At one point in the discussion, the panel, which gave student groups the chance to speak with university officials, asked students what they would like to hear in a statement from Hamilton after students complained that his apology over the incident was too vague.

“I want — the people who were fired — I want it be clarified who they were, what their positions were, that they were not people of color, because that is a big misconception,” sophomore Nia Harris told the panel. “I want him to state that on this campus he values Black students.”

It was initially reported that the two workers involved were Black, sparking reactions from critics who suggested the firings were the result of Black students being too sensitive and “caring too much” about what others think. Others argued that the meal was fine, minus the watermelon water and Kool-aid.

Students also made clear that they never called for the employees’ firings. Coleman backed the students’ claims, saying in a recent investigatory meeting, they “… explicitly requested that we protect and make certain that there would not be a course of action against the cooks and the frontline staff.”

Kayla Eubanks, another student dissatisfied with the president’s apology, said she’d like his statement to say that what happened was wrong and that officials are on the side of the students.

NYU’s Black Student Union released a statement in response to the offensive dinner.
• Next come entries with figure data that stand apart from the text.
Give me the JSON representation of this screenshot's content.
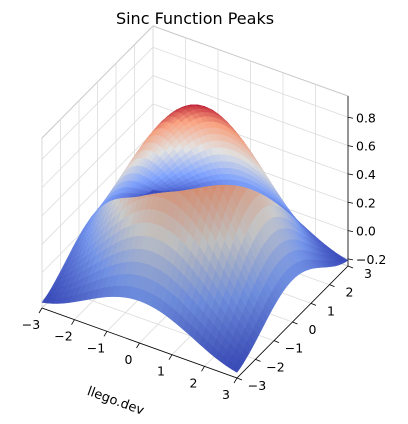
{
  "chart_data": {
    "type": "surface",
    "title": "Sinc Function Peaks",
    "function": "sin(r)/r, r = sqrt(x^2 + y^2)",
    "xlabel": "llego.dev",
    "ylabel": "",
    "zlabel": "",
    "xlim": [
      -3,
      3
    ],
    "ylim": [
      -3,
      3
    ],
    "zlim": [
      -0.2,
      0.9
    ],
    "x_ticks": [
      "−3",
      "−2",
      "−1",
      "0",
      "1",
      "2",
      "3"
    ],
    "y_ticks": [
      "−3",
      "−2",
      "−1",
      "0",
      "1",
      "2",
      "3"
    ],
    "z_ticks": [
      "−0.2",
      "0.0",
      "0.2",
      "0.4",
      "0.6",
      "0.8"
    ],
    "colormap": "coolwarm",
    "peak_value": 1.0,
    "grid": true
  }
}
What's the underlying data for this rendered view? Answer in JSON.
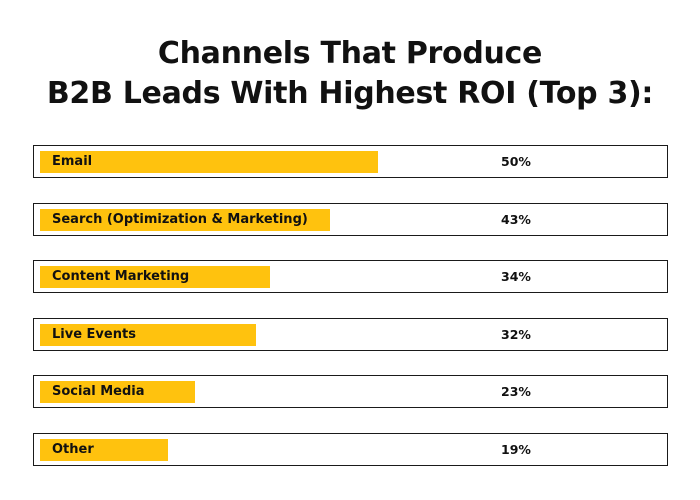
{
  "title": {
    "line1": "Channels That Produce",
    "line2": "B2B Leads With Highest ROI (Top 3):"
  },
  "chart_data": {
    "type": "bar",
    "orientation": "horizontal",
    "title": "Channels That Produce B2B Leads With Highest ROI (Top 3):",
    "categories": [
      "Email",
      "Search (Optimization & Marketing)",
      "Content Marketing",
      "Live Events",
      "Social Media",
      "Other"
    ],
    "values": [
      50,
      43,
      34,
      32,
      23,
      19
    ],
    "value_labels": [
      "50%",
      "43%",
      "34%",
      "32%",
      "23%",
      "19%"
    ],
    "unit": "%",
    "xlabel": "",
    "ylabel": "",
    "bar_color": "#ffc20e",
    "grid": false,
    "legend": "none"
  }
}
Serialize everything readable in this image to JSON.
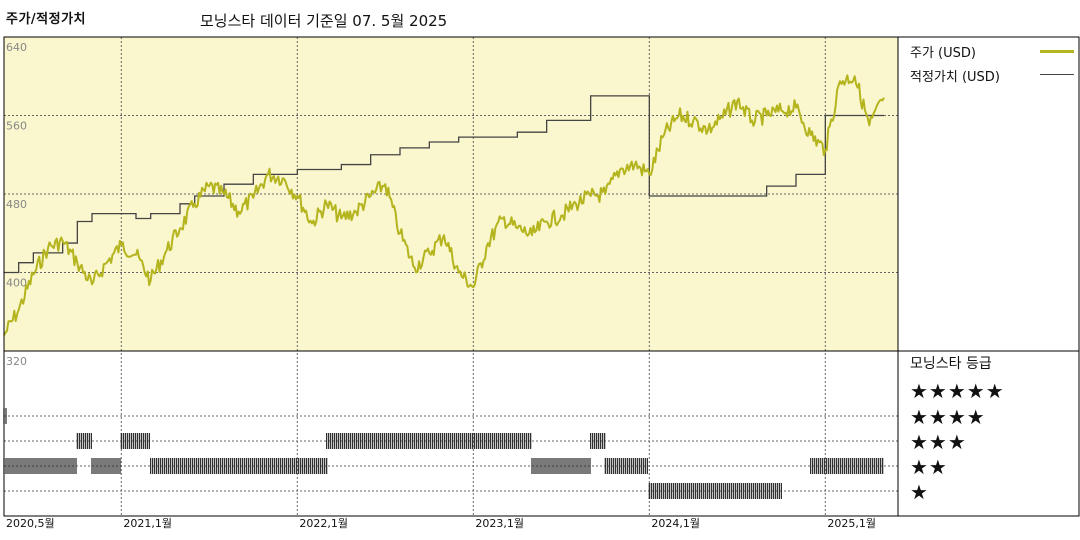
{
  "header": {
    "left_title": "주가/적정가치",
    "subtitle": "모닝스타 데이터 기준일 07. 5월 2025"
  },
  "legend": {
    "price_label": "주가 (USD)",
    "fair_value_label": "적정가치 (USD)",
    "price_color": "#b4b41e",
    "fair_value_color": "#444444",
    "plot_bg": "#faf6cd"
  },
  "rating": {
    "title": "모닝스타 등급",
    "levels": [
      "★★★★★",
      "★★★★",
      "★★★",
      "★★",
      "★"
    ]
  },
  "chart_data": {
    "type": "line",
    "x_axis_labels": [
      "2020,5월",
      "2021,1월",
      "2022,1월",
      "2023,1월",
      "2024,1월",
      "2025,1월"
    ],
    "x_axis_dates": [
      "2020-05",
      "2021-01",
      "2022-01",
      "2023-01",
      "2024-01",
      "2025-01"
    ],
    "x_range": [
      "2020-05",
      "2025-05"
    ],
    "y_tick_labels": [
      "640",
      "560",
      "480",
      "400",
      "320"
    ],
    "ylim": [
      320,
      640
    ],
    "grid": true,
    "legend_position": "top-right",
    "series": [
      {
        "name": "주가 (USD)",
        "points": [
          [
            "2020-05",
            336
          ],
          [
            "2020-06",
            362
          ],
          [
            "2020-07",
            398
          ],
          [
            "2020-08",
            425
          ],
          [
            "2020-09",
            432
          ],
          [
            "2020-10",
            410
          ],
          [
            "2020-11",
            388
          ],
          [
            "2020-12",
            410
          ],
          [
            "2021-01",
            428
          ],
          [
            "2021-02",
            418
          ],
          [
            "2021-03",
            392
          ],
          [
            "2021-04",
            420
          ],
          [
            "2021-05",
            445
          ],
          [
            "2021-06",
            470
          ],
          [
            "2021-07",
            488
          ],
          [
            "2021-08",
            480
          ],
          [
            "2021-09",
            462
          ],
          [
            "2021-10",
            476
          ],
          [
            "2021-11",
            500
          ],
          [
            "2021-12",
            496
          ],
          [
            "2022-01",
            478
          ],
          [
            "2022-02",
            450
          ],
          [
            "2022-03",
            470
          ],
          [
            "2022-04",
            455
          ],
          [
            "2022-05",
            462
          ],
          [
            "2022-06",
            478
          ],
          [
            "2022-07",
            490
          ],
          [
            "2022-08",
            440
          ],
          [
            "2022-09",
            405
          ],
          [
            "2022-10",
            420
          ],
          [
            "2022-11",
            438
          ],
          [
            "2022-12",
            400
          ],
          [
            "2023-01",
            385
          ],
          [
            "2023-02",
            430
          ],
          [
            "2023-03",
            455
          ],
          [
            "2023-04",
            445
          ],
          [
            "2023-05",
            438
          ],
          [
            "2023-06",
            452
          ],
          [
            "2023-07",
            458
          ],
          [
            "2023-08",
            470
          ],
          [
            "2023-09",
            478
          ],
          [
            "2023-10",
            480
          ],
          [
            "2023-11",
            505
          ],
          [
            "2023-12",
            510
          ],
          [
            "2024-01",
            500
          ],
          [
            "2024-02",
            540
          ],
          [
            "2024-03",
            560
          ],
          [
            "2024-04",
            555
          ],
          [
            "2024-05",
            545
          ],
          [
            "2024-06",
            558
          ],
          [
            "2024-07",
            575
          ],
          [
            "2024-08",
            555
          ],
          [
            "2024-09",
            560
          ],
          [
            "2024-10",
            565
          ],
          [
            "2024-11",
            568
          ],
          [
            "2024-12",
            540
          ],
          [
            "2025-01",
            525
          ],
          [
            "2025-02",
            595
          ],
          [
            "2025-03",
            600
          ],
          [
            "2025-04",
            550
          ],
          [
            "2025-05",
            578
          ]
        ]
      },
      {
        "name": "적정가치 (USD)",
        "steps": [
          [
            "2020-05",
            400
          ],
          [
            "2020-06",
            410
          ],
          [
            "2020-07",
            420
          ],
          [
            "2020-09",
            430
          ],
          [
            "2020-10",
            452
          ],
          [
            "2020-11",
            460
          ],
          [
            "2021-02",
            455
          ],
          [
            "2021-03",
            460
          ],
          [
            "2021-05",
            470
          ],
          [
            "2021-06",
            478
          ],
          [
            "2021-08",
            490
          ],
          [
            "2021-10",
            500
          ],
          [
            "2022-01",
            505
          ],
          [
            "2022-04",
            510
          ],
          [
            "2022-06",
            520
          ],
          [
            "2022-08",
            527
          ],
          [
            "2022-10",
            533
          ],
          [
            "2022-12",
            538
          ],
          [
            "2023-04",
            543
          ],
          [
            "2023-06",
            555
          ],
          [
            "2023-09",
            580
          ],
          [
            "2023-11",
            580
          ],
          [
            "2024-01",
            580
          ],
          [
            "2024-01",
            478
          ],
          [
            "2024-03",
            478
          ],
          [
            "2024-08",
            478
          ],
          [
            "2024-09",
            488
          ],
          [
            "2024-11",
            500
          ],
          [
            "2025-01",
            560
          ],
          [
            "2025-05",
            560
          ]
        ]
      }
    ],
    "rating_history": [
      {
        "stars": 5,
        "ranges": [
          [
            "2020-05",
            "2020-05"
          ]
        ]
      },
      {
        "stars": 4,
        "ranges": [
          [
            "2020-10",
            "2020-11"
          ],
          [
            "2021-01",
            "2021-03"
          ],
          [
            "2022-03",
            "2023-05"
          ],
          [
            "2023-09",
            "2023-10"
          ]
        ]
      },
      {
        "stars": 3,
        "ranges": [
          [
            "2020-05",
            "2020-10"
          ],
          [
            "2020-11",
            "2021-01"
          ],
          [
            "2021-03",
            "2022-03"
          ],
          [
            "2023-05",
            "2023-09"
          ],
          [
            "2023-10",
            "2024-01"
          ],
          [
            "2024-12",
            "2025-05"
          ]
        ]
      },
      {
        "stars": 2,
        "ranges": [
          [
            "2024-01",
            "2024-10"
          ]
        ]
      },
      {
        "stars": 1,
        "ranges": []
      }
    ]
  }
}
“To reiterate: watermelon, the fruit, is not the issue,” their statement read. “The issue is that someone went out of their way to purchase out-of-season watermelon to serve at a meal designed to celebrate Black students and their culture … NYU needs to begin asking the membership of the [BSU] and the memberships of various Black student organizations how we’d like to see NYU celebrate Black History Month as well as be open to adapting to the times as they change.”